Although the Company is able to purchase some of these aircraft from parties other than Boeing, most of its
purchases are directly from Boeing. Therefore, if the Company were unable to acquire additional aircraft from
Boeing, or Boeing were unable or unwilling to provide adequate support for its products, the Company’s
operations would be materially adversely affected. In addition, the Company would be materially adversely
affected in the event of a mechanical or regulatory issue associated with the Boeing 737 aircraft type, whether as
a result of downtime for part or all of the Company’s fleet or because of a negative perception by the flying
public. The Company believes, however, that its years of experience with the Boeing 737 aircraft type, as well as
the efficiencies achieved by operating a single fleet type, outweigh the risks associated with its single aircraft
strategy. The Company is also dependent on a sole supplier for aircraft engines and would therefore also be
materially adversely affected in the event of a mechanical or regulatory issue associated with its engines.

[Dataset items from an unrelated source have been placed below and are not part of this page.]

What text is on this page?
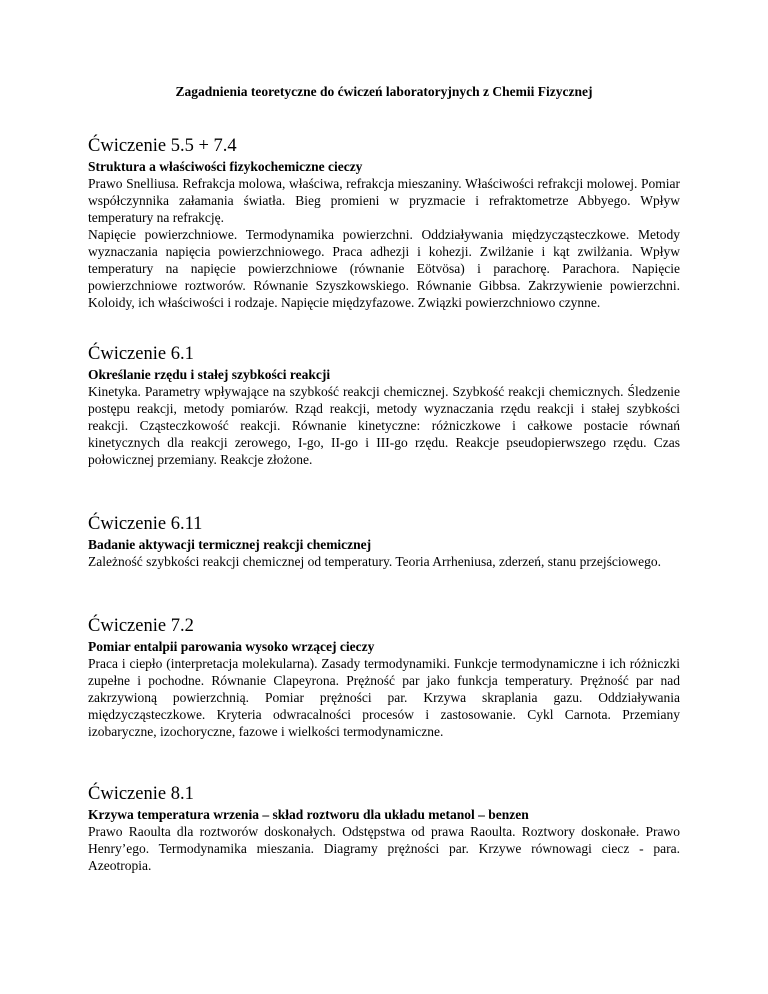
Zagadnienia teoretyczne do ćwiczeń laboratoryjnych z Chemii Fizycznej
Ćwiczenie 5.5 + 7.4
Struktura a właściwości fizykochemiczne cieczy

Prawo Snelliusa. Refrakcja molowa, właściwa, refrakcja mieszaniny. Właściwości refrakcji molowej. Pomiar współczynnika załamania światła. Bieg promieni w pryzmacie i refraktometrze Abbyego. Wpływ temperatury na refrakcję.

Napięcie powierzchniowe. Termodynamika powierzchni. Oddziaływania międzycząsteczkowe. Metody wyznaczania napięcia powierzchniowego. Praca adhezji i kohezji. Zwilżanie i kąt zwilżania. Wpływ temperatury na napięcie powierzchniowe (równanie Eötvösa) i parachorę. Parachora. Napięcie powierzchniowe roztworów. Równanie Szyszkowskiego. Równanie Gibbsa. Zakrzywienie powierzchni. Koloidy, ich właściwości i rodzaje. Napięcie międzyfazowe. Związki powierzchniowo czynne.

Ćwiczenie 6.1
Określanie rzędu i stałej szybkości reakcji

Kinetyka. Parametry wpływające na szybkość reakcji chemicznej. Szybkość reakcji chemicznych. Śledzenie postępu reakcji, metody pomiarów. Rząd reakcji, metody wyznaczania rzędu reakcji i stałej szybkości reakcji. Cząsteczkowość reakcji. Równanie kinetyczne: różniczkowe i całkowe postacie równań kinetycznych dla reakcji zerowego, I-go, II-go i III-go rzędu. Reakcje pseudopierwszego rzędu. Czas połowicznej przemiany. Reakcje złożone.

Ćwiczenie 6.11
Badanie aktywacji termicznej reakcji chemicznej

Zależność szybkości reakcji chemicznej od temperatury. Teoria Arrheniusa, zderzeń, stanu przejściowego.

Ćwiczenie 7.2
Pomiar entalpii parowania wysoko wrzącej cieczy

Praca i ciepło (interpretacja molekularna). Zasady termodynamiki. Funkcje termodynamiczne i ich różniczki zupełne i pochodne. Równanie Clapeyrona. Prężność par jako funkcja temperatury. Prężność par nad zakrzywioną powierzchnią. Pomiar prężności par. Krzywa skraplania gazu. Oddziaływania międzycząsteczkowe. Kryteria odwracalności procesów i zastosowanie. Cykl Carnota. Przemiany izobaryczne, izochoryczne, fazowe i wielkości termodynamiczne.

Ćwiczenie 8.1
Krzywa temperatura wrzenia – skład roztworu dla układu metanol – benzen

Prawo Raoulta dla roztworów doskonałych. Odstępstwa od prawa Raoulta. Roztwory doskonałe. Prawo Henry’ego. Termodynamika mieszania. Diagramy prężności par. Krzywe równowagi ciecz - para. Azeotropia.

The Company’s business is labor intensive; therefore, the Company would be adversely affected if it were
unable to maintain satisfactory relations with its Employees or its Employees’ Representatives.
The airline business is labor intensive. Salaries, wages, and benefits represented approximately 34 percent
of the Company’s operating expenses for the year ended December 31, 2009. In addition, as of December 31,
2009, approximately 82 percent of the Company’s Employees were represented for collective bargaining
purposes by labor unions, making the Company particularly exposed in the event of labor-related job actions.
Employment-related issues that may impact the Company’s results of operations, some of which are negotiated
items, include hiring/retention rates, pay rates, outsourcing costs, work rules, and health care costs. The
Company has historically maintained positive relationships with its Employees and its Employees’
Representatives, as was evidenced during 2009 when it completed five major contract negotiations; however,
new labor contracts contribute to the Company’s cost pressures. Increasing labor costs, combined with curtailed
growth, could negatively impact the Company’s competitive position.
The airline industry has faced on-going security concerns and related cost burdens; further threatened or
actual terrorist attacks, or other hostilities, could significantly harm the airline industry and the
Company’s operations.
Terrorist attacks and threatened attacks have from time to time materially impacted the demand for air travel
and have also resulted in increased safety and security costs for the Company and the airline industry generally.
Safety measures create delays and inconveniences and can, in particular, reduce the Company’s competitiveness
against surface transportation for short-haul routes. Additional terrorist attacks, even if not made directly on the
airline industry, or the fear of such attacks or other hostilities (including elevated national threat warnings or
selective cancellation or redirection of flights due to terror threats) would likely have a further significant
negative impact on the Company and the airline industry.